Я попытался написать: «Я сейчас потеряю сознание», что было довольно странно, ведь я ни разу в жизни не падал в обморок, но я был безумно взволнован, чувствуя себя мистическим женихом убийцы, который бросил мне розу, выросшую в некоем необыкновенном, неземном саду.

Быть может, Дивер догадывался, что я провожу свои ночи в мечтаниях, наедине с его образом или образом какого-нибудь другого любовника. Он ревновал меня. Ему понадобилось немало смелости, а может, напротив, немало трусости — в любом случае, волнение его было неподдельным, — чтобы дождаться вечера, чтобы подарить себе эту ночь. Он даже не подозревал, как я трудился. Как ему удалось проникнуть в мою камеру, я уже рассказал выше. Он улегся рядом со мной на койку. Он клевал мое лицо быстрыми, короткими поцелуями, которые звучали, как сухие щелчки. Я открыл глаза.

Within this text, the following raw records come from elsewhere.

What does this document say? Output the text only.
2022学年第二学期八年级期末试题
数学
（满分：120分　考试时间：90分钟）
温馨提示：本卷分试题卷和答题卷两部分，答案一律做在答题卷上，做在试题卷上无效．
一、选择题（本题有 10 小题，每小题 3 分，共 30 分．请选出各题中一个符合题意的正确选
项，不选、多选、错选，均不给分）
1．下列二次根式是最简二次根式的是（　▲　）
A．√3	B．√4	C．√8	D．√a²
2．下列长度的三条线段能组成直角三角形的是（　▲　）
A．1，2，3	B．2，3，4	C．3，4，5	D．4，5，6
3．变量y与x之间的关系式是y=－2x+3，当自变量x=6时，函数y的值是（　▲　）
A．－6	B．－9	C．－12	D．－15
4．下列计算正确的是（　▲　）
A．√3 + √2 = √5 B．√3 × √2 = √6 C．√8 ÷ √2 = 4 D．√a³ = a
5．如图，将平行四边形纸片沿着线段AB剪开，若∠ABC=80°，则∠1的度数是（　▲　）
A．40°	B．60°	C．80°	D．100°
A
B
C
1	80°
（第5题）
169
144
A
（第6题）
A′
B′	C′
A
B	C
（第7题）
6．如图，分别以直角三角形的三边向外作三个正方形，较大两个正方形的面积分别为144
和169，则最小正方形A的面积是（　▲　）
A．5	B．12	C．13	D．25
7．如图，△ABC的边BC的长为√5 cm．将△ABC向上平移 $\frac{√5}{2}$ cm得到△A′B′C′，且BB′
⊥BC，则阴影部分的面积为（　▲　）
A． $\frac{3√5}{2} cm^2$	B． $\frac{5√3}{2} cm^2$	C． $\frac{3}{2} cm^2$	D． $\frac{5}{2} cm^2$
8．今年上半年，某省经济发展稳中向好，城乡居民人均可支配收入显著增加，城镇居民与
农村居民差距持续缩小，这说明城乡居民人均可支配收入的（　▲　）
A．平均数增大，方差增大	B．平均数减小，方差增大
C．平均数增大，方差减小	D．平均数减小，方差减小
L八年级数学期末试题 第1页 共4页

Меня взволновал жар его тела. Я вопреки своей воле прижал его к себе. Его близость и эта любовь отдаляли от меня чудо, которое я сам чуть было не сотворил. На мой порыв, пускай и очень слабый, он ответил пылко и бурно, расстегнул мне штаны (для этого понадобилось просто потянуть за тесемку). Оно вскочило. Я покидал Аркамона. Я предавал Аркамона. И бессилие, которое я ощутил, поняв, что четыре эти ночи ускользают от меня, сменилось несказанным блаженством: я почувствовал, что меня выносит на поверхность после длительного погружения в воду. После той ночи, когда Аркамон чуть было не сбежал, втянутый в воронку окна, и последовавшего за ней целого дня маршировки я добрался до своей койки и, спрятав голову, как курица под крыло, вновь начал трудиться.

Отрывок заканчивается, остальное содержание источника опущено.